青木 でしたね。あとは、方向性です。今回は左足上がりのライだったので、ボールは左に行きやすいです。その要素を消したいので、ボールに近づいてもらいました。

谷繁 ボールから離れれば離れるほどフェースは左を向きますよね。

青木 そうですそうです。打てば響く生徒で助かります(笑)。ですから、左に行く要素を消すため、ボールに近づいてハンドアップにしてもらいました。

谷繁 だいぶ近いなという違和感はありましたけどね。でも、アドレスが決まると、あとはさっきと同じようにポンと打つだけなんですよね。そこで、変な小細工は必要ない。

青木 左に球が行きやすいライでしたが、今度はやや右めに行きましたよね。

谷繁 それは、ボールに近づいた効果なんですよね。

青木 谷繁さんなら、フラットなライなら上手にアプローチできると思うんですが、練習場とは違い、コースではまったく同じライなんてないですからね。スタンス幅で距離感、ボールとの近づき方で方向性。それを組み合わせたら、アドレスが決まる。

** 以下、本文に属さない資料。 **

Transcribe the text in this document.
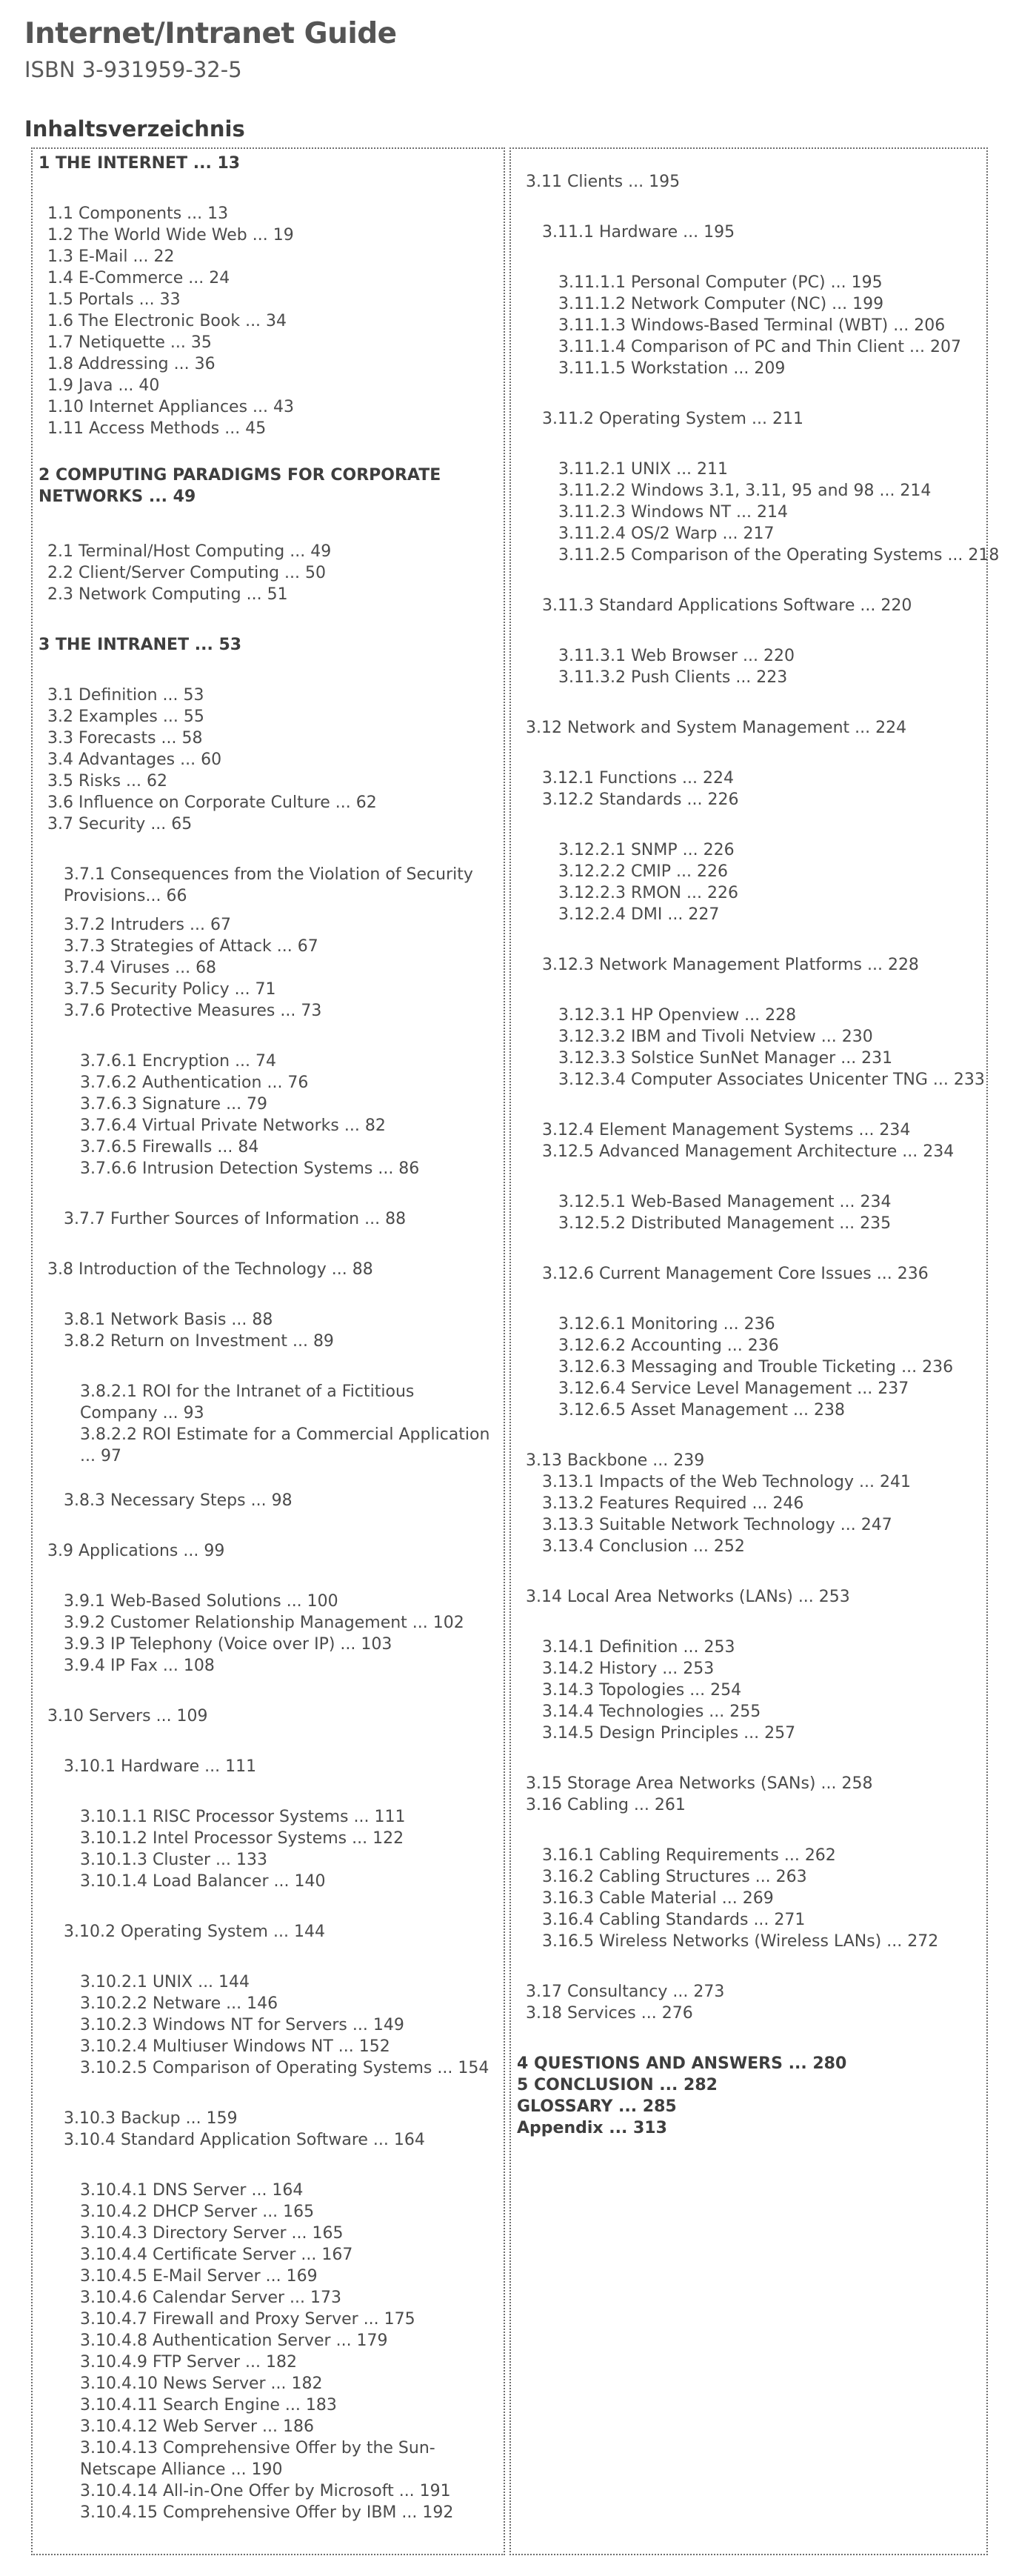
Internet/Intranet Guide
ISBN 3-931959-32-5
Inhaltsverzeichnis
1 THE INTERNET ... 13
1.1 Components ... 13
1.2 The World Wide Web ... 19
1.3 E-Mail ... 22
1.4 E-Commerce ... 24
1.5 Portals ... 33
1.6 The Electronic Book ... 34
1.7 Netiquette ... 35
1.8 Addressing ... 36
1.9 Java ... 40
1.10 Internet Appliances ... 43
1.11 Access Methods ... 45
2 COMPUTING PARADIGMS FOR CORPORATE NETWORKS ... 49
2.1 Terminal/Host Computing ... 49
2.2 Client/Server Computing ... 50
2.3 Network Computing ... 51
3 THE INTRANET ... 53
3.1 Definition ... 53
3.2 Examples ... 55
3.3 Forecasts ... 58
3.4 Advantages ... 60
3.5 Risks ... 62
3.6 Influence on Corporate Culture ... 62
3.7 Security ... 65
3.7.1 Consequences from the Violation of Security Provisions... 66
3.7.2 Intruders ... 67
3.7.3 Strategies of Attack ... 67
3.7.4 Viruses ... 68
3.7.5 Security Policy ... 71
3.7.6 Protective Measures ... 73
3.7.6.1 Encryption ... 74
3.7.6.2 Authentication ... 76
3.7.6.3 Signature ... 79
3.7.6.4 Virtual Private Networks ... 82
3.7.6.5 Firewalls ... 84
3.7.6.6 Intrusion Detection Systems ... 86
3.7.7 Further Sources of Information ... 88
3.8 Introduction of the Technology ... 88
3.8.1 Network Basis ... 88
3.8.2 Return on Investment ... 89
3.8.2.1 ROI for the Intranet of a Fictitious Company ... 93
3.8.2.2 ROI Estimate for a Commercial Application ... 97
3.8.3 Necessary Steps ... 98
3.9 Applications ... 99
3.9.1 Web-Based Solutions ... 100
3.9.2 Customer Relationship Management ... 102
3.9.3 IP Telephony (Voice over IP) ... 103
3.9.4 IP Fax ... 108
3.10 Servers ... 109
3.10.1 Hardware ... 111
3.10.1.1 RISC Processor Systems ... 111
3.10.1.2 Intel Processor Systems ... 122
3.10.1.3 Cluster ... 133
3.10.1.4 Load Balancer ... 140
3.10.2 Operating System ... 144
3.10.2.1 UNIX ... 144
3.10.2.2 Netware ... 146
3.10.2.3 Windows NT for Servers ... 149
3.10.2.4 Multiuser Windows NT ... 152
3.10.2.5 Comparison of Operating Systems ... 154
3.10.3 Backup ... 159
3.10.4 Standard Application Software ... 164
3.10.4.1 DNS Server ... 164
3.10.4.2 DHCP Server ... 165
3.10.4.3 Directory Server ... 165
3.10.4.4 Certificate Server ... 167
3.10.4.5 E-Mail Server ... 169
3.10.4.6 Calendar Server ... 173
3.10.4.7 Firewall and Proxy Server ... 175
3.10.4.8 Authentication Server ... 179
3.10.4.9 FTP Server ... 182
3.10.4.10 News Server ... 182
3.10.4.11 Search Engine ... 183
3.10.4.12 Web Server ... 186
3.10.4.13 Comprehensive Offer by the Sun-Netscape Alliance ... 190
3.10.4.14 All-in-One Offer by Microsoft ... 191
3.10.4.15 Comprehensive Offer by IBM ... 192
3.11 Clients ... 195
3.11.1 Hardware ... 195
3.11.1.1 Personal Computer (PC) ... 195
3.11.1.2 Network Computer (NC) ... 199
3.11.1.3 Windows-Based Terminal (WBT) ... 206
3.11.1.4 Comparison of PC and Thin Client ... 207
3.11.1.5 Workstation ... 209
3.11.2 Operating System ... 211
3.11.2.1 UNIX ... 211
3.11.2.2 Windows 3.1, 3.11, 95 and 98 ... 214
3.11.2.3 Windows NT ... 214
3.11.2.4 OS/2 Warp ... 217
3.11.2.5 Comparison of the Operating Systems ... 218
3.11.3 Standard Applications Software ... 220
3.11.3.1 Web Browser ... 220
3.11.3.2 Push Clients ... 223
3.12 Network and System Management ... 224
3.12.1 Functions ... 224
3.12.2 Standards ... 226
3.12.2.1 SNMP ... 226
3.12.2.2 CMIP ... 226
3.12.2.3 RMON ... 226
3.12.2.4 DMI ... 227
3.12.3 Network Management Platforms ... 228
3.12.3.1 HP Openview ... 228
3.12.3.2 IBM and Tivoli Netview ... 230
3.12.3.3 Solstice SunNet Manager ... 231
3.12.3.4 Computer Associates Unicenter TNG ... 233
3.12.4 Element Management Systems ... 234
3.12.5 Advanced Management Architecture ... 234
3.12.5.1 Web-Based Management ... 234
3.12.5.2 Distributed Management ... 235
3.12.6 Current Management Core Issues ... 236
3.12.6.1 Monitoring ... 236
3.12.6.2 Accounting ... 236
3.12.6.3 Messaging and Trouble Ticketing ... 236
3.12.6.4 Service Level Management ... 237
3.12.6.5 Asset Management ... 238
3.13 Backbone ... 239
3.13.1 Impacts of the Web Technology ... 241
3.13.2 Features Required ... 246
3.13.3 Suitable Network Technology ... 247
3.13.4 Conclusion ... 252
3.14 Local Area Networks (LANs) ... 253
3.14.1 Definition ... 253
3.14.2 History ... 253
3.14.3 Topologies ... 254
3.14.4 Technologies ... 255
3.14.5 Design Principles ... 257
3.15 Storage Area Networks (SANs) ... 258
3.16 Cabling ... 261
3.16.1 Cabling Requirements ... 262
3.16.2 Cabling Structures ... 263
3.16.3 Cable Material ... 269
3.16.4 Cabling Standards ... 271
3.16.5 Wireless Networks (Wireless LANs) ... 272
3.17 Consultancy ... 273
3.18 Services ... 276
4 QUESTIONS AND ANSWERS ... 280
5 CONCLUSION ... 282
GLOSSARY ... 285
Appendix ... 313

谷繁 アドレスを決めるところでほぼ勝負は始まっているんですね。

青木 勝負は、自分が思うよりうんと早く始まっています。

谷繁 準備の大切さは野球人生でも十分わかっているんですけどね。バッティングなら、バッターボックスに入る前から始まっているし。古い話になりますが、僕が、なぜ地元広島の高校に入らず、島根の江の川高校(現・石見智翠館高校)へ進んだか……そのあたりも準備の大切さがわかるエピソードなんですよね。

青木 えっ、それはどんな?

谷繁 ろくに受験勉強をしないまま、志望校の広島工業高を受けて不合格になったという準備を怠ったことで起きたエピソード。

青木 ……。

谷繁 それで二次募集をしていた江の川高校に進んだんですけど、2年、3年時に夏の甲子園に出場できたんです。さらに、親元を離れて寮生活を経験したことで、まず洗濯の大変さを学び(笑)、上下関係の厳しさももちろん知った。練習は厳しくて、その日その日はつらかったんですけど、長期的に考えたら、その3年間はプロとして花を咲かせるための重要な準備期間だったんです。詳しい内容は「谷繁元信のプロ野球『通』」(ビジネス社)に出ていますので……。

青木 うわ、こちらは神妙な面持ちで聞いていたら最後に、本の宣伝を入れてきましたね(笑)。

谷繁 あはははは。4月1日に出たばかりなんでよろしくお願いします。

青木 そういうことなら、来週は、谷繁さんが最も苦手とするグリーン周りのアプローチからやってもらいます! ザックリ、チャックリ、許しませんよ。

谷繁 そういうのね、実は大歓迎。いつものミスの再現からお見せしますよ(笑)。